To understand what the pipeline does and the data stream through each stage, it's necessary to take a look at the input and output data types. From the InternalProc function interface can see the input and output message data types: - LidarDetectionComponent: bool InternalProc(const std::shared_ptr<const drivers::PointCloud>& in_message, const std::shared_ptr<LidarFrameMessage>& out_message) - LidarTrackingComponent: bool InternalProc(const std::shared_ptr<const LidarFrameMessage>& in_message, const std::shared_ptr<SensorFrameMessage>& out_message) - RadarDetectionComponent: bool InternalProc(const std::shared_ptr<ContiRadar>& in_message, std::shared_ptr<SensorFrameMessage> out_message) - MultiSensorFusionComponent: bool InternalProc(const std::shared_ptr<SensorFrameMessage const>& in_message, std::shared_ptr<PerceptionObstacles> out_message, std::shared_ptr<SensorFrameMessage> viz_message)

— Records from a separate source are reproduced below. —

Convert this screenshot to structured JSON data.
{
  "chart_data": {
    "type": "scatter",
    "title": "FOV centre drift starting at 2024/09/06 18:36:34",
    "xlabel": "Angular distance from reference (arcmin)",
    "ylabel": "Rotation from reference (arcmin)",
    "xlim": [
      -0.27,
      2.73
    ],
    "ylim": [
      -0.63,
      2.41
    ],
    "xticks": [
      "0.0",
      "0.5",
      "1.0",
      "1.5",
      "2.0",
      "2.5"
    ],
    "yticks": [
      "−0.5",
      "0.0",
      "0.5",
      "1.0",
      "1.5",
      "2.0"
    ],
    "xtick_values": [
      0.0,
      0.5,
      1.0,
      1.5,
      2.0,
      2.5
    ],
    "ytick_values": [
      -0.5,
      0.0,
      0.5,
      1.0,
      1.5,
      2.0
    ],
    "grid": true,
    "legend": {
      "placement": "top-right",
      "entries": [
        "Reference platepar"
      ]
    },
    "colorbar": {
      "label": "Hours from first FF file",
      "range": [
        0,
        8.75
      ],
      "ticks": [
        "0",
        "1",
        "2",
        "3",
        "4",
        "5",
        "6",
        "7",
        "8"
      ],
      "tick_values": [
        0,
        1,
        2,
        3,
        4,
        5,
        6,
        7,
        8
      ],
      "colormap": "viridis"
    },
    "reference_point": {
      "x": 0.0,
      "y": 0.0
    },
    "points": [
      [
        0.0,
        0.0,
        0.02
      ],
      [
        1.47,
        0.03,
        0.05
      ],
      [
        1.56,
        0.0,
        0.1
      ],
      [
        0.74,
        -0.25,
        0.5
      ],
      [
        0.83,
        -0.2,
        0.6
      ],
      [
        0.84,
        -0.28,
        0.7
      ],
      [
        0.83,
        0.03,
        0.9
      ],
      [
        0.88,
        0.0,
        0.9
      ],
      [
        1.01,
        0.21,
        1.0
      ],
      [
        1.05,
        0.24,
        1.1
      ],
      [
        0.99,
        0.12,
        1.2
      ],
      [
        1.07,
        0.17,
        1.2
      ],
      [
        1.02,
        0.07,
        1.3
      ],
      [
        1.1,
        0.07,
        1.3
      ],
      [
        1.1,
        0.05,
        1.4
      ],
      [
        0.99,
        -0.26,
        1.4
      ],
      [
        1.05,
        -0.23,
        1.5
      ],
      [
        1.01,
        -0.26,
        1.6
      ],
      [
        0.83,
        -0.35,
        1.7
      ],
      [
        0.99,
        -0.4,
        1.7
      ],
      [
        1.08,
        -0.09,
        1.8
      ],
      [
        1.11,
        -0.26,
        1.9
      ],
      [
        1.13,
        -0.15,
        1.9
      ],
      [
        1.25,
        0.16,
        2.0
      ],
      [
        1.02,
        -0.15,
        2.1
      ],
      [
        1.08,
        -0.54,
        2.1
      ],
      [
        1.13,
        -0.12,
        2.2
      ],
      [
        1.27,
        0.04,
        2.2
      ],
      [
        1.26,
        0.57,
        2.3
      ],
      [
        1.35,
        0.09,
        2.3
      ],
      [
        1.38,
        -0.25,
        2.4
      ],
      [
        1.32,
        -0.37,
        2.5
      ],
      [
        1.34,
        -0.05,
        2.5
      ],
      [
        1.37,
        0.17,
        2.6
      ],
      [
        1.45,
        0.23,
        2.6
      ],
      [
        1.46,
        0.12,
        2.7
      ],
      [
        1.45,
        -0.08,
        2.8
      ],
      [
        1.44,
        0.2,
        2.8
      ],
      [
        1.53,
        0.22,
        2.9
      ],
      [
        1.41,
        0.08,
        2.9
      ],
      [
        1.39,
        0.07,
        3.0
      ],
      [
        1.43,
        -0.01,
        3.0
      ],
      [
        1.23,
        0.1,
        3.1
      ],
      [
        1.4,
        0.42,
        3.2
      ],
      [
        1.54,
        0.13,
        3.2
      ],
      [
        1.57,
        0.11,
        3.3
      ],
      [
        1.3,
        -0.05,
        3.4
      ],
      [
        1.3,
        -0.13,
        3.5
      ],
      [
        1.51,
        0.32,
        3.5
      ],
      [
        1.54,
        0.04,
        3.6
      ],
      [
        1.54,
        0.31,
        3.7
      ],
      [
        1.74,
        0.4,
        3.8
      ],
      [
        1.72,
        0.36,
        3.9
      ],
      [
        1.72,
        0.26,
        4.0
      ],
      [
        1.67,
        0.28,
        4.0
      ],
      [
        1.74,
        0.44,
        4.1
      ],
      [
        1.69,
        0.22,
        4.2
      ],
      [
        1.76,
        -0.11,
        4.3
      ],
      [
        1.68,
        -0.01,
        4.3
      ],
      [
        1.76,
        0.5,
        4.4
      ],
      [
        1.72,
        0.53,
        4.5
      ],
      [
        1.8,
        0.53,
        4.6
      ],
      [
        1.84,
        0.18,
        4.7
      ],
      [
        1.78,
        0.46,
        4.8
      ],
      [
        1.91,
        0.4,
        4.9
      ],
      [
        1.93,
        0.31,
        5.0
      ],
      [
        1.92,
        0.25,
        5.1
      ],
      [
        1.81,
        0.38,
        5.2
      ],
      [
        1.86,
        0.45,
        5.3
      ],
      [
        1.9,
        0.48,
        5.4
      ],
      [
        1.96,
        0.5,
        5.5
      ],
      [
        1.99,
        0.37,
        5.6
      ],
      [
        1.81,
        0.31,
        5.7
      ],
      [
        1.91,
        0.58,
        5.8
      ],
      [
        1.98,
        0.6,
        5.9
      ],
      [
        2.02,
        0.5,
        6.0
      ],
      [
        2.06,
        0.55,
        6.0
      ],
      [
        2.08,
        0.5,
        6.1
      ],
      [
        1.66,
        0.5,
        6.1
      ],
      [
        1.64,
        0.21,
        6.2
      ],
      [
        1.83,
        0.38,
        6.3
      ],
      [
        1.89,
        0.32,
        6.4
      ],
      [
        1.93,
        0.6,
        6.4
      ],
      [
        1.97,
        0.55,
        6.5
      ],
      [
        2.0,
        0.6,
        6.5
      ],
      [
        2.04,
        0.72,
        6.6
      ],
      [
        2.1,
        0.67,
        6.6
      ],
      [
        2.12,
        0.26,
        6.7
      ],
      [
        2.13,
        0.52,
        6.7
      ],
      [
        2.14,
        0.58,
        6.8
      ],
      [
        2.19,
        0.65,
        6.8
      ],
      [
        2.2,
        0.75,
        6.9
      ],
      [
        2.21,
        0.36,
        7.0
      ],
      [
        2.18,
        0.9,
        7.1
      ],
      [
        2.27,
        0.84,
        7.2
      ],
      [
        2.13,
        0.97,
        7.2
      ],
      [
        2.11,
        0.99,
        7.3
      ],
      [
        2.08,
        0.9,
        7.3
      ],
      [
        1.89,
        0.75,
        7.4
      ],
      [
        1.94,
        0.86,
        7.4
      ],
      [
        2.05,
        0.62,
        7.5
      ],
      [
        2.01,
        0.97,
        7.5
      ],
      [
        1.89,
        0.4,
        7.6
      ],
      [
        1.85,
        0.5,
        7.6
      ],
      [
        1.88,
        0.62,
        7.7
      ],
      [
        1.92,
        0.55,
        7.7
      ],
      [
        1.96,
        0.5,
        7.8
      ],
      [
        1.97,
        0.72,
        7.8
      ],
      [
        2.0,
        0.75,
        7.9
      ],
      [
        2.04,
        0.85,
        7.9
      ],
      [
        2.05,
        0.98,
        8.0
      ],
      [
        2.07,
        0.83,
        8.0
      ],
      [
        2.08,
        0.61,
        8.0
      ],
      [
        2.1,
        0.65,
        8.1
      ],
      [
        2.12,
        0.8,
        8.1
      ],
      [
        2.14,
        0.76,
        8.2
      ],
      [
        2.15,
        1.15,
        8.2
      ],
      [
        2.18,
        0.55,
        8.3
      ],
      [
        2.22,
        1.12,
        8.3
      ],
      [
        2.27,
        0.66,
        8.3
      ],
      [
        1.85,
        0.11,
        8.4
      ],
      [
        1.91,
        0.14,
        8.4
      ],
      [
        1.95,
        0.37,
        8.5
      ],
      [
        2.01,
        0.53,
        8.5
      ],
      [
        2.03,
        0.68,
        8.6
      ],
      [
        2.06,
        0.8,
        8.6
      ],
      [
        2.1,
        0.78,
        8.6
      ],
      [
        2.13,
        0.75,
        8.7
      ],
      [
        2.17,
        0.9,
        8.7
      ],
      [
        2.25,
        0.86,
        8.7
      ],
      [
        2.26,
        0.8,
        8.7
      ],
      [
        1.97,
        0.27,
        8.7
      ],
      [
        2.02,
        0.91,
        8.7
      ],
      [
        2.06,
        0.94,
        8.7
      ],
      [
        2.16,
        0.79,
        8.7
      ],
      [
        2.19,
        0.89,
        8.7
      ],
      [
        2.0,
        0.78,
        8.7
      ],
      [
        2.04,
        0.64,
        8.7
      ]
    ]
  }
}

So LidarDetectionComponent takes PointCloud data as input, and outputs LidarFrameMessage data type which contains LidarFrame type data:

1
2
3
4
5
6
7
8
9
10
11
12
struct LidarFrame {
std::shared_ptr<base::AttributePointCloud<base::PointF>> cloud;
std::shared_ptr<base::AttributePointCloud<base::PointD>> world_cloud;
double timestamp = 0.0;
std::shared_ptr<base::HdmapStruct> hdmap_struct = nullptr;
std::vector<std::shared_ptr<base::Object>> segmented_objects;
std::vector<std::shared_ptr<base::Object>> tracked_objects;
base::PointIndices roi_indices;
base::PointIndices non_ground_indices;
base::PointIndices secondary_indices;
base::SensorInfo sensor_info;
}
LidarDetectionComponent actually outputs to the segmented_objects in the LidarFrame. LidarTrackingComponent outputs to the tracked_objects in the LidarFrame first and transfers to another general data type SensorFrameMessage to hold the output, for the next step fusion. SensorFrameMessage data type contains Frame type data, and its kern is objects i.e. object info:
1
2
3
4
5
6
7
8
9
10
11
struct alignas(16) Frame {
SensorInfo sensor_info;
double timestamp = 0.0;
std::vector<std::shared_ptr<Object>> objects;
Eigen::Affine3d sensor2world_pose;
// sensor-specific frame supplements
LidarFrameSupplement lidar_frame_supplement;
RadarFrameSupplement radar_frame_supplement;
CameraFrameSupplement camera_frame_supplement;
UltrasonicFrameSupplement ultrasonic_frame_supplement;
}
RadarDetectionComponent is a little bit different on its input data type. ContiRadar is the raw message getting from the Conti radar sensor, it can be found at modules/common_msgs/sensor_msgs/conti_radar.proto file. Notice it doesn't contain the raw point cloud data like Lidar detection input, but contains an obstacle array ContiRadarObs direct from radar. After checking the kern function of the radar detector ContiArsDetector::Detect(), it actually does the converting of the obstacle info to Frame data format via invoking RawObs2Frame().

The output data type PerceptionObstacles from MultiSensorFusionComponent can be found in perception_obstacle.proto file, it's the final output from the perception module.